Now released for home viewing X-Men: Apocalypse is proof that the film franchise is moving steadily and setting a pace that is comparable to the line of the recent Avengers movies, the sixth film and Singer’s fourth is in a class all of its own. Mixing elements of the “reboot” and establishing itself as a prequel Singer’s own 2000 effort, X-Men: Apocalypse is interesting and inventive. Benefiting from moving one of the more obscure villains from cannon front and center.
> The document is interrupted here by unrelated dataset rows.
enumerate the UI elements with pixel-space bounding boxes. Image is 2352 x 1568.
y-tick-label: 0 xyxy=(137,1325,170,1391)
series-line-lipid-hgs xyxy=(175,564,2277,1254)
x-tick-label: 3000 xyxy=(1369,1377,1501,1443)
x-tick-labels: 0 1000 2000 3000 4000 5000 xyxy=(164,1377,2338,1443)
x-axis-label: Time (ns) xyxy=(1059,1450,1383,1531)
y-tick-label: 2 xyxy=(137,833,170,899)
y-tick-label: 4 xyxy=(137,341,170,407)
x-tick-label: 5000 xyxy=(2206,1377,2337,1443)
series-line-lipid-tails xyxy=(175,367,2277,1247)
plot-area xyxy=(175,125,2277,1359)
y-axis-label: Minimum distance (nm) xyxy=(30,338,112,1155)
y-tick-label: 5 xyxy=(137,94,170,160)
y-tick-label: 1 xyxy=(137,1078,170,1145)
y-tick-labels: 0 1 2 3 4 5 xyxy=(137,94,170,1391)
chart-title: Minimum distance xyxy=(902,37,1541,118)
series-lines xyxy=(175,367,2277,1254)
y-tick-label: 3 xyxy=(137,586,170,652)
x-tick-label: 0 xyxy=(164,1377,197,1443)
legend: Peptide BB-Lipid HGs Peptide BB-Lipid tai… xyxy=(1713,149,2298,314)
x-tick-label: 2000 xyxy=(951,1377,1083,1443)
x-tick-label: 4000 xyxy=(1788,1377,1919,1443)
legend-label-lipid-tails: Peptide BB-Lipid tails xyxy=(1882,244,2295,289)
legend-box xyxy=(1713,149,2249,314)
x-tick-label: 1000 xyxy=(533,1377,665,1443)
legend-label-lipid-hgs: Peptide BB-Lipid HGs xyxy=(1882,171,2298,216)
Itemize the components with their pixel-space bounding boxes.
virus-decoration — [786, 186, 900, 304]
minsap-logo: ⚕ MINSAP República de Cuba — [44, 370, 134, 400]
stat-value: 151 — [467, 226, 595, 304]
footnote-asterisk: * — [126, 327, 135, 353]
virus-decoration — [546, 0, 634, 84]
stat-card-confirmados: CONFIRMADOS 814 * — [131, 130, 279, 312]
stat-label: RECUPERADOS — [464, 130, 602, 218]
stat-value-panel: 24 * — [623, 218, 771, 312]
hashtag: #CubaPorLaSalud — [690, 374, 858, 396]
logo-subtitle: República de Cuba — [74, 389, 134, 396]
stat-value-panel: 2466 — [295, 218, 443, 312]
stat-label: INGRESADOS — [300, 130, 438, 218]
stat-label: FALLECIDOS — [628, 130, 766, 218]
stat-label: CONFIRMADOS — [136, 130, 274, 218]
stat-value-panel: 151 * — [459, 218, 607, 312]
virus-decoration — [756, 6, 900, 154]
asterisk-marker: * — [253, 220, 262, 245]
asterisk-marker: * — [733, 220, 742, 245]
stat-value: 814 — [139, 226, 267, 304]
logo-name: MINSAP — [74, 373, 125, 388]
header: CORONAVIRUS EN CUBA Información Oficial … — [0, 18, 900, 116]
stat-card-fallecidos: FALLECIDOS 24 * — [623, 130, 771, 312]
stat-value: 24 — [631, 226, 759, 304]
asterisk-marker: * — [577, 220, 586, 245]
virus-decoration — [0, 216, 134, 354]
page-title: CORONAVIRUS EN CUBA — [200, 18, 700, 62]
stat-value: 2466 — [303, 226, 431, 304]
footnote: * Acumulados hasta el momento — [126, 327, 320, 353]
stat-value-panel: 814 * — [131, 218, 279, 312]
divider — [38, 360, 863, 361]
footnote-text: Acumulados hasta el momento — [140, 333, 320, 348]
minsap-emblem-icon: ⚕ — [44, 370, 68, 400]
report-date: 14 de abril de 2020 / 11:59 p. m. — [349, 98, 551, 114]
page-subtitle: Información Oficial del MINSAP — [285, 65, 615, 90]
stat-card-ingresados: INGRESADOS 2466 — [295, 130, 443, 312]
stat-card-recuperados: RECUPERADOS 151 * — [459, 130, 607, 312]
In this installment there is the benefit of jumping right into the story. The characters are already well established, and revisiting them given the five previous films with a fresh eye is extremely present. These are rightly the early days of the X-Men. Charles Xavier (James McAvoy) is still getting his school together; the team of superheroes that emerge as students haven’t yet been forged into a fighting force.

With the timeline having experienced a reset, Singer has recreated the events leading to the origin of the “original” X-Men. It’s a roster that is similar to the team seen in affect in the 2000 film. In this film, Scott Summer (Tye Sheridan) is introduced to the school by his “older” brother Alex (Lucas Till) who plays the mutant Havok in the “reboot” films. There Scott, meets Jean Grey (Sophie Turner) and the two will become the future Cyclops and Marvel Girl of the original X-Men.


The X-Men’s other leader Storm (Alexandra Shipp) is also present, but as a young mutant aligns herself with the enemy and stands at Apocalypse’s (played by Oscar Isaac) side as one of this horseman. Storm is not alone, as another original X-Men, the winged Angel (Ben Hardy) is also on the side of the devil. It isn’t long before Charles and his team find themselves on a trajectory to stopping Apocalypse from causing Armageddon!

With Game of Thrones’ Sophie Turner now in the role of Jean Grey, Singer finally gives the character its greatest moment and elegantly reveals the “Phoenix Force” inherent in Grey that marks her perhaps the most powerful mutant among them. When Professor X is on the ropes in final conflict against Apocalypse, Jean comes to the rescue unleashing her full power. In the first trilogy, the “Phoenix Force” is touched up, but fans felt that Ratner’s take was sophomoric at best.

Phoenix fans…we’ve been vindicated!

With X-Men: Apocalypse now out of the way, perhaps the best is still ahead for the X-Men Franchise. Now that the “original” team has been assembled, fans are hopeful that somehow the X-Men will be integrated into the vast expanding Marvel Cinematic Universe and that these characters and their mission, to protect a world that scorns them because of what they are! The next step would be have them cross paths with their Avengers counterparts or compete for the top of the food chain perhaps in an episode we’d like to call Avengers v X-Men.